Optimize Team January 26, 2023

Finding the right advisor to assist you in creating a financial plan can be challenging. For investors, it can be difficult deciding whom to trust with your wealth, and it is important to know exactly what to expect. Here is a list of basic questions you can ask a financial advisor to see if they fit your needs.  

 

Q1. How Often Will You Meet?

One of the most important questions a client should ask an advisor is how often the two parties will meet. Some advisors will only meet with clients when important deadlines are approaching. Often, clients feel more comfortable meeting with advisors regularly, as allowing an advisor to handle one's wealth requires a high level of trust that takes time to build.

Another part of this question deals with the frequency of communication. If meetings are not scheduled as often as a client would like, how often will they receive updates from the advisor? Many clients expect monthly reviews and performance reports, which advisors can use to help alleviate the anxiety of clients. Newsletters are great pieces advisors can distribute as well, to keep their clients updated on essential topics in the financial world.

 

Q2. What is your asset allocation strategy and what returns can I expect?

Every advisor has a different investment strategy. Some even have multiple strategies based on the risk tolerance of each client. It is important to understand to what extent a client’s portfolio will be diversified, and the types of returns to expect. While the return percentage can never be guaranteed, understanding why a portfolio is structured in such a way can be very beneficial for the client.

 

Q3. Which custodian does the Advisor use?

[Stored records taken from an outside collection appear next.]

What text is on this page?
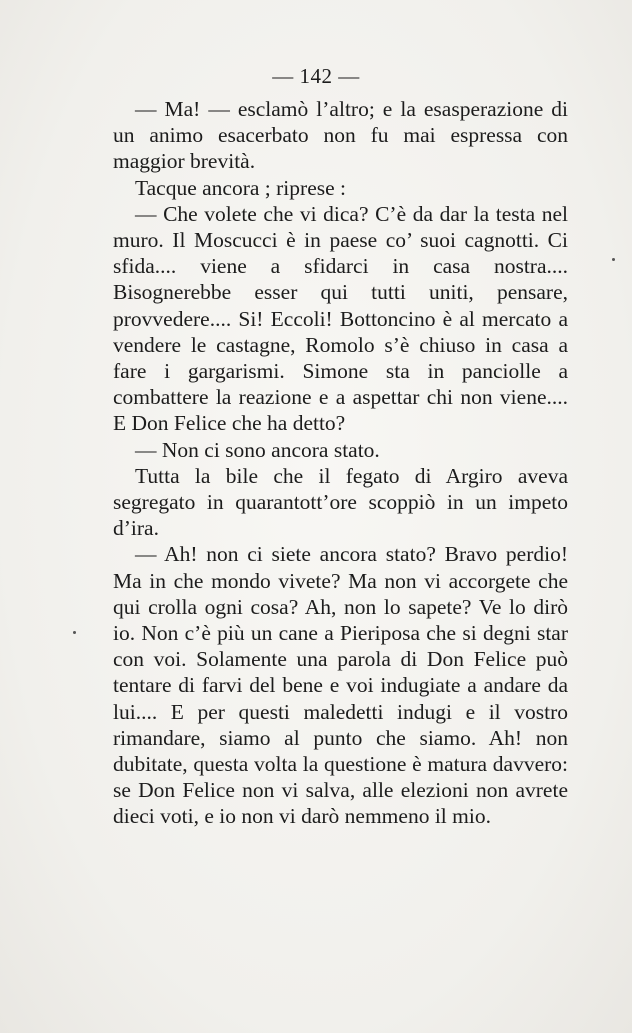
— 142 —

— Ma! — esclamò l’altro; e la esasperazione di un animo esacerbato non fu mai espressa con maggior brevità.

Tacque ancora ; riprese :

— Che volete che vi dica? C’è da dar la testa nel muro. Il Moscucci è in paese co’ suoi cagnotti. Ci sfida.... viene a sfidarci in casa nostra.... Bisognerebbe esser qui tutti uniti, pensare, provvedere.... Si! Eccoli! Bottoncino è al mercato a vendere le castagne, Romolo s’è chiuso in casa a fare i gargarismi. Simone sta in panciolle a combattere la reazione e a aspettar chi non viene.... E Don Felice che ha detto?

— Non ci sono ancora stato.

Tutta la bile che il fegato di Argiro aveva segregato in quarantott’ore scoppiò in un impeto d’ira.

— Ah! non ci siete ancora stato? Bravo perdio! Ma in che mondo vivete? Ma non vi accorgete che qui crolla ogni cosa? Ah, non lo sapete? Ve lo dirò io. Non c’è più un cane a Pieriposa che si degni star con voi. Solamente una parola di Don Felice può tentare di farvi del bene e voi indugiate a andare da lui.... E per questi maledetti indugi e il vostro rimandare, siamo al punto che siamo. Ah! non dubitate, questa volta la questione è matura davvero: se Don Felice non vi salva, alle elezioni non avrete dieci voti, e io non vi darò nemmeno il mio.
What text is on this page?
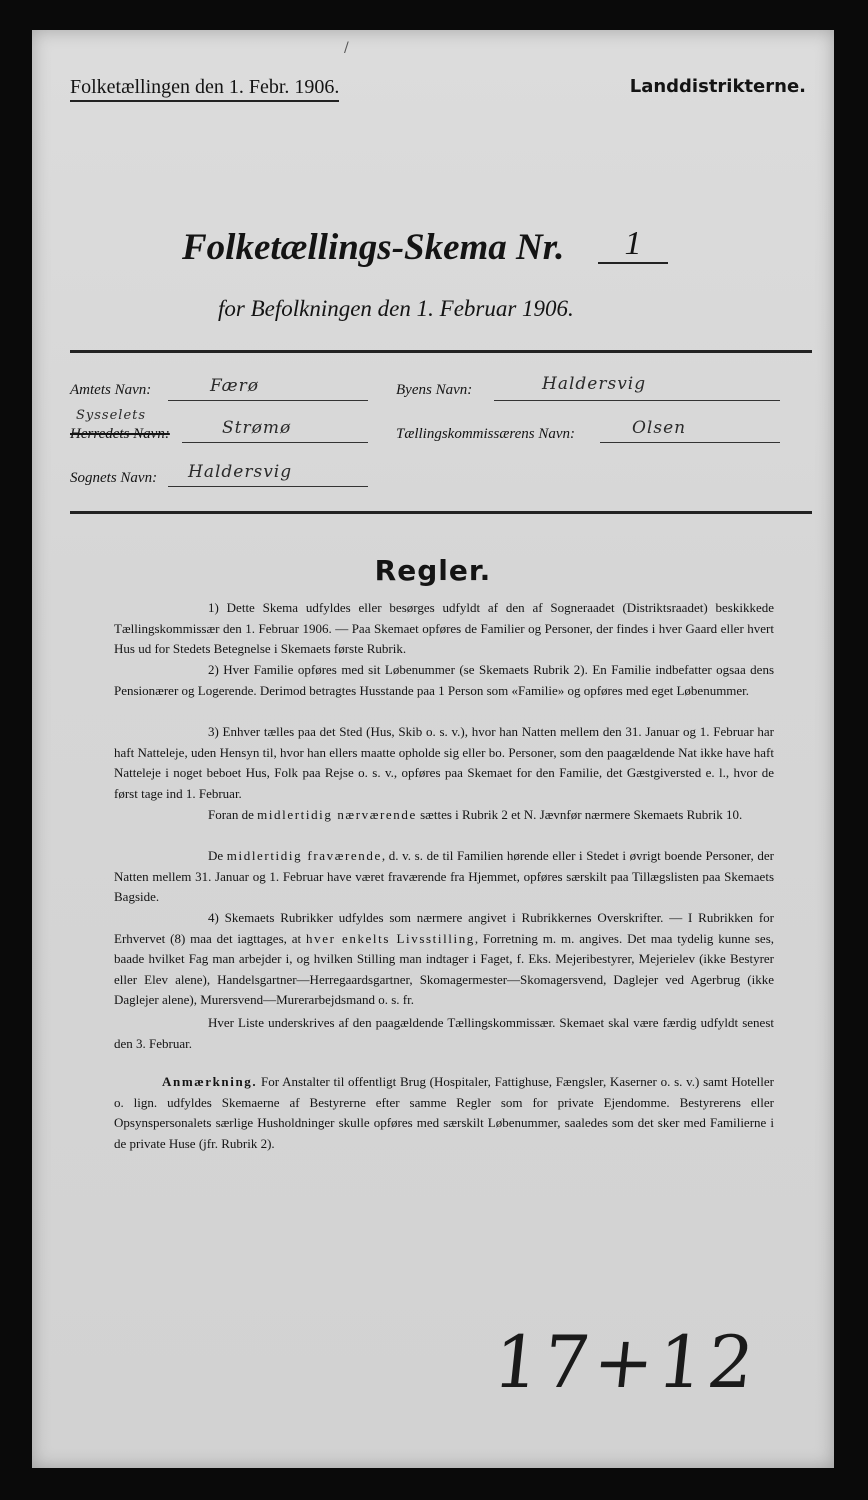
/
Folketællingen den 1. Febr. 1906.	Landdistrikterne.
Folketællings-Skema Nr.	1
for Befolkningen den 1. Februar 1906.
Amtets Navn:	Færø	Byens Navn:	Haldersvig
Sysselets
Herredets Navn:	Strømø	Tællingskommissærens Navn:	Olsen
Sognets Navn: Haldersvig
Regler.
1) Dette Skema udfyldes eller besørges udfyldt af den af Sogneraadet (Distriktsraadet) beskikkede Tællingskommissær den 1. Februar 1906. — Paa Skemaet opføres de Familier og Personer, der findes i hver Gaard eller hvert Hus ud for Stedets Betegnelse i Skemaets første Rubrik.
2) Hver Familie opføres med sit Løbenummer (se Skemaets Rubrik 2). En Familie indbefatter ogsaa dens Pensionærer og Logerende. Derimod betragtes Husstande paa 1 Person som «Familie» og opføres med eget Løbenummer.
3) Enhver tælles paa det Sted (Hus, Skib o. s. v.), hvor han Natten mellem den 31. Januar og 1. Februar har haft Natteleje, uden Hensyn til, hvor han ellers maatte opholde sig eller bo. Personer, som den paagældende Nat ikke have haft Natteleje i noget beboet Hus, Folk paa Rejse o. s. v., opføres paa Skemaet for den Familie, det Gæstgiversted e. l., hvor de først tage ind 1. Februar.
Foran de midlertidig nærværende sættes i Rubrik 2 et N. Jævnfør nærmere Skemaets Rubrik 10.
De midlertidig fraværende, d. v. s. de til Familien hørende eller i Stedet i øvrigt boende Personer, der Natten mellem 31. Januar og 1. Februar have været fraværende fra Hjemmet, opføres særskilt paa Tillægslisten paa Skemaets Bagside.
4) Skemaets Rubrikker udfyldes som nærmere angivet i Rubrikkernes Overskrifter. — I Rubrikken for Erhvervet (8) maa det iagttages, at hver enkelts Livsstilling, Forretning m. m. angives. Det maa tydelig kunne ses, baade hvilket Fag man arbejder i, og hvilken Stilling man indtager i Faget, f. Eks. Mejeribestyrer, Mejerielev (ikke Bestyrer eller Elev alene), Handelsgartner—Herregaardsgartner, Skomagermester—Skomagersvend, Daglejer ved Agerbrug (ikke Daglejer alene), Murersvend—Murerarbejdsmand o. s. fr.
Hver Liste underskrives af den paagældende Tællingskommissær. Skemaet skal være færdig udfyldt senest den 3. Februar.
Anmærkning. For Anstalter til offentligt Brug (Hospitaler, Fattighuse, Fængsler, Kaserner o. s. v.) samt Hoteller o. lign. udfyldes Skemaerne af Bestyrerne efter samme Regler som for private Ejendomme. Bestyrerens eller Opsynspersonalets særlige Husholdninger skulle opføres med særskilt Løbenummer, saaledes som det sker med Familierne i de private Huse (jfr. Rubrik 2).
17+12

It is very rare for an advisor to not have a legitimate third-party custodian bank to store client funds. These custodians are trusted financial institutions that will hold a client’s money, eliminating the threat of an advisor using the funds for fraudulent activity.

 

Q4. What is the cost of your services? What are the tax implications? 

The cost structure of a financial advisor can vary. Some advisors may use a commission structure, while others may use a fee-based model. Depending on the client’s situation and the types of investments they are looking to make, the best fee structure will differ on a case-by-case basis. Tax implications are another important question to ask an advisor. Clients typically ask more about their returns and often overlook the associated taxes and additional charges they may incur. 

 

Q5. Are you a Fiduciary?

In essence, a fiduciary is someone who is legally obligated to put the client’s interest ahead of theirs. For example, some advisors may try to sell products to clients that will earn the advisor a higher commission, whereas a fiduciary will always choose the best options for a client based on their situation.      

 

Q6. What Services Do You Offer?

The range of services offered by a financial advisor can vary. Whether they are independent or associated with a larger firm, many advisors will provide additional services apart from portfolio management and retirement planning.